My main worry in using the housing, aside from the constant fear that I would come to the surface with a drenched hunk of metal, was that my pictures weren't going to be very sharp. After all, you are placing another element in front of the lens. But the material (glass? plastic?) on the Canon housing seems to be very clear and I didn't notice any particular loss of sharpness. As much as I like being able to slip the S100 in to my pocket and keep it out of sight, it wasn't really a hassle to carry around the camera in the housing. One part of that which really helped is that you can attach the strap to the sides of the camera housing, as shown in the top photo, which makes it hang better on the body and also makes it easier to handle underwater. 
A tourist photographs a lava flow that overtook the road on the south side of the island. 
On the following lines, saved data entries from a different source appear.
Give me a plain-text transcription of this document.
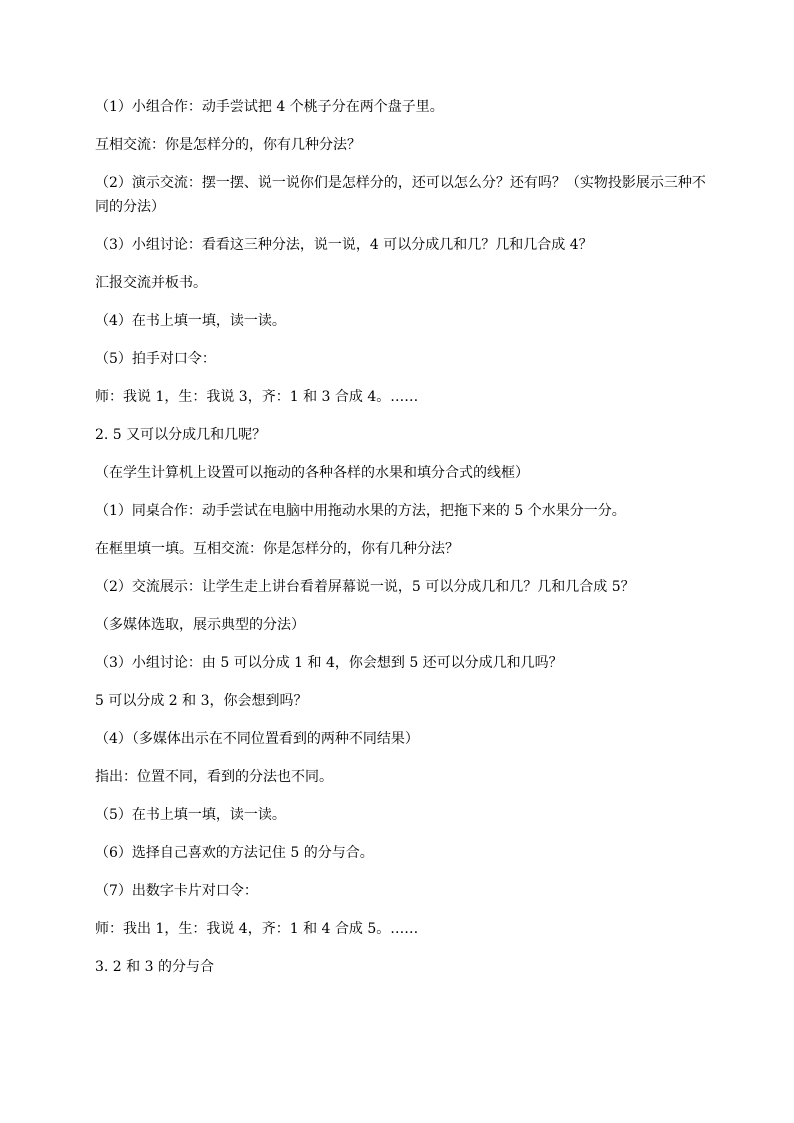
（1）小组合作：动手尝试把 4 个桃子分在两个盘子里。

互相交流：你是怎样分的，你有几种分法？

（2）演示交流：摆一摆、说一说你们是怎样分的，还可以怎么分？还有吗？（实物投影展示三种不同的分法）

（3）小组讨论：看看这三种分法，说一说，4 可以分成几和几？几和几合成 4？

汇报交流并板书。

（4）在书上填一填，读一读。

（5）拍手对口令：

师：我说 1，生：我说 3，齐：1 和 3 合成 4。……

2. 5 又可以分成几和几呢？

（在学生计算机上设置可以拖动的各种各样的水果和填分合式的线框）

（1）同桌合作：动手尝试在电脑中用拖动水果的方法，把拖下来的 5 个水果分一分。

在框里填一填。互相交流：你是怎样分的，你有几种分法？

（2）交流展示：让学生走上讲台看着屏幕说一说，5 可以分成几和几？几和几合成 5？

（多媒体选取，展示典型的分法）

（3）小组讨论：由 5 可以分成 1 和 4，你会想到 5 还可以分成几和几吗？

5 可以分成 2 和 3，你会想到吗？

（4）（多媒体出示在不同位置看到的两种不同结果）

指出：位置不同，看到的分法也不同。

（5）在书上填一填，读一读。

（6）选择自己喜欢的方法记住 5 的分与合。

（7）出数字卡片对口令：

师：我出 1，生：我说 4，齐：1 和 4 合成 5。……

3. 2 和 3 的分与合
I think maybe the best thing about using the Canon waterproof housing, which I got from B&H Photo in New York, is that it let me try making some photos that I wouldn't have attempted otherwise. I found myself freely dipping the camera in to shallow pools, holding it down at the surf line, and carrying it around in places where I might have left an unprotected body in the car (or stayed back a few more feet to protect what I was carrying.) I got splashed a bit when making these photos, but they're kinda fun and different and enhanced the record of my trip.
This is a photo I wouldn't have attempted without having some splash protection for the camera. 
I could have spent as much money on a new waterproof camera, and probably even much more to get a good one, but using a housing allowed me to operate a camera that I was already familiar with and which gives me very good image quality without a big new learning curve.